Morning Thanks

Garrison Keillor once said we'd all be better off if we all started the day by giving thanks for just one thing. I'll try.

Monday, April 29, 2024

A hymn without a story



William Jennings Bryan knew how to deliver a speech, a talent he picked it up as a kid. He was the youngest man ever to be nominated for President. "The Great Commoner" some  called him because he knew exactly which keys to hit when speaking to ordinary folks. During the election of 1896, he basically originated the stump speech, and delivered it glowingly across the nation. Historians estimate he spoke to as many as five million people--no cameras, no video, no mikes. He just laid it out there, and people went home nodding.

William Jennings Bryan once claimed that the best preacher he'd ever heard was a man named Henry Clay Morrison, a Methodist circuit rider, a prim-looking Virginian who parted his soft, white hair down the middle. In the middle of an old time tent revival, Henry Clay Morrison was converted to faith in Jesus when he was 13 and became a licensed man of the cloth before he reached his 19th birthday. Listen to this: William Jennings Bryan, who lit up crowds as if angels had loosed his tongue, once called Henry Clay Morrison " "the greatest pulpit orator on the American continent." That's what they call "high praise."

Morrison claimed he found Jesus at Boyd's Creek Meetinghouse near Glasgow, Kentucky. In case you'd like to visit, don't. It's long gone. Still, to be able to say that you were just 13 years old when you found the Lord at the Boyd's Creek Meetinghouse--that'd be rich, don't you think?

Anyway,  one night at a rip-roaring tent meeting, Henry Clay Morrison, probably unbeknownst to him, spoke to the heart of a man named Thomas Obadiah Chisholm, age 27, another Virginian, a teacher, just another face in the crowd, an ordinary guy aboard a wooden folding chair in the kind of tent revival where Morrison himself got saved.

Thomas Obadiah Chisholm fancied himself a poet--and was. He often claimed his most famous hymn text had no dramatic story behind it, but then it seems that there wasn't much drama in his life either. Farm kid, teacher, editor, office manager, preacher, farmer again, and life insurance salesman, his life story seems--how might we say it--"unsettled." Through it all, he kept writing poems, 1200 of them throughout his life, many of them hymn texts. 

I think I've sung one of those texts a thousand times. When Dad-in-law lived in the home, my wife and I most every Sunday would visit during chapel time to take Dad down to hear some man or woman deliver the goods. To say none of those speakers were William Jennings Bryan or Henry Clay Morrison is not to denigrate what they did: bringing joy to a room full of folks singing their last stanzas takes more juice than a stump speech.

Each week, another church would bring the Word, and each week some church committee would try to figure out what the service down at the home would look like--who would play the piano and what would we sing with the old folks. More often than not, some committee member would say "Oh, gracious--how about 'Great is Thy Faithfulness.' Those old folks love 'Great is Thy Faithfulness.'" The others would assent, which meant that the next Sunday the old folks would sing it again. And again. And again. And again.

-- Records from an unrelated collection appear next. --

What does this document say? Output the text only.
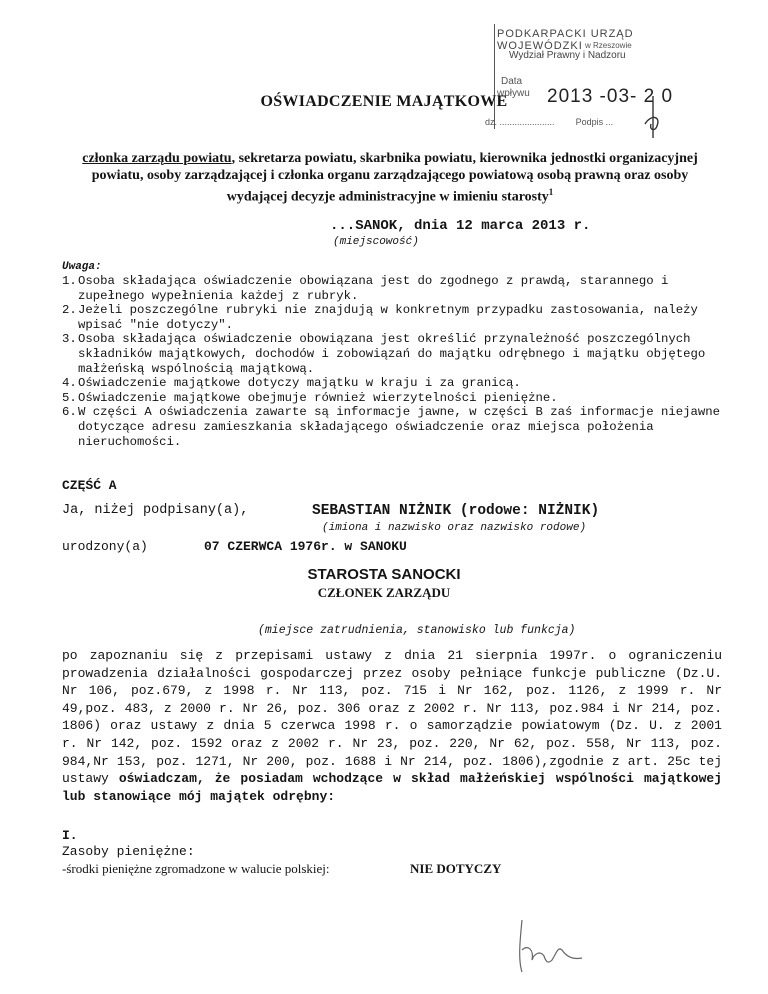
PODKARPACKI URZĄD WOJEWÓDZKI w Rzeszowie
Wydział Prawny i Nadzoru
Data
wpływu 2013 -03- 2 0
dz. ...................... Podpis ...
OŚWIADCZENIE MAJĄTKOWE
członka zarządu powiatu, sekretarza powiatu, skarbnika powiatu, kierownika jednostki organizacyjnej powiatu, osoby zarządzającej i członka organu zarządzającego powiatową osobą prawną oraz osoby wydającej decyzje administracyjne w imieniu starosty$^1$
...SANOK, dnia 12 marca 2013 r.
(miejscowość)
Uwaga:
1. Osoba składająca oświadczenie obowiązana jest do zgodnego z prawdą, starannego i zupełnego wypełnienia każdej z rubryk.
2. Jeżeli poszczególne rubryki nie znajdują w konkretnym przypadku zastosowania, należy wpisać "nie dotyczy".
3. Osoba składająca oświadczenie obowiązana jest określić przynależność poszczególnych składników majątkowych, dochodów i zobowiązań do majątku odrębnego i majątku objętego małżeńską wspólnością majątkową.
4. Oświadczenie majątkowe dotyczy majątku w kraju i za granicą.
5. Oświadczenie majątkowe obejmuje również wierzytelności pieniężne.
6. W części A oświadczenia zawarte są informacje jawne, w części B zaś informacje niejawne dotyczące adresu zamieszkania składającego oświadczenie oraz miejsca położenia nieruchomości.
CZĘŚĆ A
Ja, niżej podpisany(a),	SEBASTIAN NIŻNIK (rodowe: NIŻNIK)
(imiona i nazwisko oraz nazwisko rodowe)
urodzony(a)	07 CZERWCA 1976r. w SANOKU
STAROSTA SANOCKI
CZŁONEK ZARZĄDU
(miejsce zatrudnienia, stanowisko lub funkcja)
po zapoznaniu się z przepisami ustawy z dnia 21 sierpnia 1997r. o ograniczeniu prowadzenia działalności gospodarczej przez osoby pełniące funkcje publiczne (Dz.U. Nr 106, poz.679, z 1998 r. Nr 113, poz. 715 i Nr 162, poz. 1126, z 1999 r. Nr 49,poz. 483, z 2000 r. Nr 26, poz. 306 oraz z 2002 r. Nr 113, poz.984 i Nr 214, poz. 1806) oraz ustawy z dnia 5 czerwca 1998 r. o samorządzie powiatowym (Dz. U. z 2001 r. Nr 142, poz. 1592 oraz z 2002 r. Nr 23, poz. 220, Nr 62, poz. 558, Nr 113, poz. 984,Nr 153, poz. 1271, Nr 200, poz. 1688 i Nr 214, poz. 1806),zgodnie z art. 25c tej ustawy oświadczam, że posiadam wchodzące w skład małżeńskiej wspólności majątkowej lub stanowiące mój majątek odrębny:
I.
Zasoby pieniężne:
-środki pieniężne zgromadzone w walucie polskiej:	NIE DOTYCZY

Dad's been gone now for more than a few years. We no longer attend Sunday chapel at the home, probably wouldn't know any of the residents. There's only one way people leave.

So it isn't often we sing Thomas Obadiah Chisholm's most famous hymn, "Great is Thy Faithfulness." When I consider the old days at the home, I can't help remembering what seemed a broken record. When we do sing it today, my ordinary ornery self says "here we go again." 

So we sang it again a few nights ago at the 50th birthday of our church, as apropos that night as the old hymn was at any of those renditions at the Home. I have to admit it--it felt good, once again, to go through the familiar lines Pastor Chisholm scribbled out on a sheet of paper 101 years ago. 

This time, when I looked down the row, I couldn't help seeing, towards the end, a widow, a woman known as someone specially blessed with sincere piety, someone ever leaning on the promises of God. She wasn't singing, and I couldn't help think I knew why because when I saw her lips tighten I stopped singing too, not because that old hymn is tired but because His faithfulness isn't. 

That's what I saw written on her face, her mouth closed in a half-smile. That's what I saw when we sang Chisholm's old standard, a song, he used to say, without a story.